Plus, “considerably more faculty than in 2004 report that they are ‘at odds’ with the administration.” When compared with other private institutions, Mills results are even more pronounced.
Associate Economics professor Siobhan Reilly said such results are “staggeringly bad,” and raise important issues about leadership on campus.
In a separate faculty survey administered by the Faculty Executive Committee in 2000, Economics professor Roger Sparks said faculty members were told they could not send results to the Board of Trustees. Issues surrounding the deteriorating relationship between the administration and faculty were noted in that survey as well.
“One thing this illustrates is faculty [members] have been trying to communicate their displeasure with the President to the Board of Trustees. There have been all these surveys that indicate very serious problems, yet we have no one on the Board who can check to make sure the information is going there,” Sparks said.
President Janet Holmgren said she had not seen the results of the 2008 HERI survey.
In a fact sheet addressed to college professors on its website, HERI said all individual results are “strictly confidential,” and that a requirement of participation is for institutions to agree not to examine individual responses to any questions.
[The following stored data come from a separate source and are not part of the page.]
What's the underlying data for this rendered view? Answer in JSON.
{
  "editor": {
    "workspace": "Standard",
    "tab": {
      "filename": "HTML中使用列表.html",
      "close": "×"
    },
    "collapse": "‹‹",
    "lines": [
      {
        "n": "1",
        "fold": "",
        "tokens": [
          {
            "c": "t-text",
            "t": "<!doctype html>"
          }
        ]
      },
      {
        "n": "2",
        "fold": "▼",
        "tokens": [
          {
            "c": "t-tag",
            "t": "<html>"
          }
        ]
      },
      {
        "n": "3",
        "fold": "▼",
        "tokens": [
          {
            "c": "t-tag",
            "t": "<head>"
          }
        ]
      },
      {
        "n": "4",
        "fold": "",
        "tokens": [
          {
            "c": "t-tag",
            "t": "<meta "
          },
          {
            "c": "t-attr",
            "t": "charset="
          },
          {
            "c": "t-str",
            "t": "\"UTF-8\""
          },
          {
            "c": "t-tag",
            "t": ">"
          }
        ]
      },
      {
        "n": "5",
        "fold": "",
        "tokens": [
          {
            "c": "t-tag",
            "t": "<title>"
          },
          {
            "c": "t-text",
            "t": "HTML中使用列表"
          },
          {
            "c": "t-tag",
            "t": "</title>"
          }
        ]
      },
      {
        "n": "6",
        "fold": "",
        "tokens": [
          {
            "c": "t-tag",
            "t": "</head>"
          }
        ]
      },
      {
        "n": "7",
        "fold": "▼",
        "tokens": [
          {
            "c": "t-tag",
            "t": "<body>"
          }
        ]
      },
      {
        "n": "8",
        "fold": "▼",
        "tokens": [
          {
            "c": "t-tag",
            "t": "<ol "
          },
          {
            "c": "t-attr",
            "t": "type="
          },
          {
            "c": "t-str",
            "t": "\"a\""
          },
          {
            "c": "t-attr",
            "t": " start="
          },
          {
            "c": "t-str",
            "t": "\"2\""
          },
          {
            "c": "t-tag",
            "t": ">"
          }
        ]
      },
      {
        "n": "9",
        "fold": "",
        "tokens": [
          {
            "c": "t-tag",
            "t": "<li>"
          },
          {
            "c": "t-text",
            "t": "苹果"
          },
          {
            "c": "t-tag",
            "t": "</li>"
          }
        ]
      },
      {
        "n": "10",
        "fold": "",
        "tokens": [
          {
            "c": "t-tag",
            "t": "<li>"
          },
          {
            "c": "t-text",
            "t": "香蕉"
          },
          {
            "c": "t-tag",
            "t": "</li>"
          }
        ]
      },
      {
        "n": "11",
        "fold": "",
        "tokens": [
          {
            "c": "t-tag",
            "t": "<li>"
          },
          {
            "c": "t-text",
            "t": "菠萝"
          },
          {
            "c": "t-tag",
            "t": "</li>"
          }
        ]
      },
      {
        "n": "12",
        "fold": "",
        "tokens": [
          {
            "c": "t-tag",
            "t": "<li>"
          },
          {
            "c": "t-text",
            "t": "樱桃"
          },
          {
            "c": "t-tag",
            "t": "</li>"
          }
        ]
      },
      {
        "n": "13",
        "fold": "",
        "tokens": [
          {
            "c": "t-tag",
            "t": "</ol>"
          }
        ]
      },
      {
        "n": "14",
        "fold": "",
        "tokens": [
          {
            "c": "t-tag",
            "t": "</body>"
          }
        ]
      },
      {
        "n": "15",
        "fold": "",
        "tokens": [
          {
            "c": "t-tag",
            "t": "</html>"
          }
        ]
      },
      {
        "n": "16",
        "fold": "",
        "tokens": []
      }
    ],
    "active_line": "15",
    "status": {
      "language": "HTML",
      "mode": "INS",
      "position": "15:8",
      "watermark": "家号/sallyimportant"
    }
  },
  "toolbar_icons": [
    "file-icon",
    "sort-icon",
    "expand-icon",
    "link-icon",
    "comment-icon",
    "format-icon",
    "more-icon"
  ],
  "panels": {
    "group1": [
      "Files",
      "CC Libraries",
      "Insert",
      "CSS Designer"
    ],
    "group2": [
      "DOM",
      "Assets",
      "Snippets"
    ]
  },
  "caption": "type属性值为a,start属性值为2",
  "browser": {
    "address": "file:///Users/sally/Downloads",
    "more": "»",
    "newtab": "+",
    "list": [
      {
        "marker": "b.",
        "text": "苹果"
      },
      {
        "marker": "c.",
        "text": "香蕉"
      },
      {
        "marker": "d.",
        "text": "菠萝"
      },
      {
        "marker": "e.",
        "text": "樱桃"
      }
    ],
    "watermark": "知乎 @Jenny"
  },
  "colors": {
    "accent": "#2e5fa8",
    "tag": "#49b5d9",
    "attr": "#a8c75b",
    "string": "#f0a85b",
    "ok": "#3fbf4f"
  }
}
“But all of us are intelligent enough to understand it’s actually pretty easy to sort the data to figure out who said what because it asks very individual questions,” Reilly said, including asking from what institutions they received their undergraduate and graduate degrees.
“So I personally know people who had strong opinions but did not answer because they were afraid of retribution,” she added.
Sparks, who has taught at Mills since 1989, said even with such results, the environment at Mills is one in which faculty members are afraid to speak out and have “been really cowed by the administration over the years.”
Yet, the comprehensive survey results show other sides of how the faculty views Mills. Professors are still satisfied with their job overall, and with the quality and diversity of the student body and curriculum-specifically the weight given to feminism, multiculturalism and community service at the College.
In particular, 75.4 percent of professors were either “very satisfied” or “satisfied” with overall job satisfaction, only two percentage points below the national average for all private four year colleges. 98.2 percent of Mills faculty are “committed to the welfare of this institution;” slightly higher than the national average.
Only 3.5 percent of faculty thought the statement “There is a great deal of conformity among the students,” was “very descriptive,” while 32.3 percent of the faculty at private four-year colleges thought so.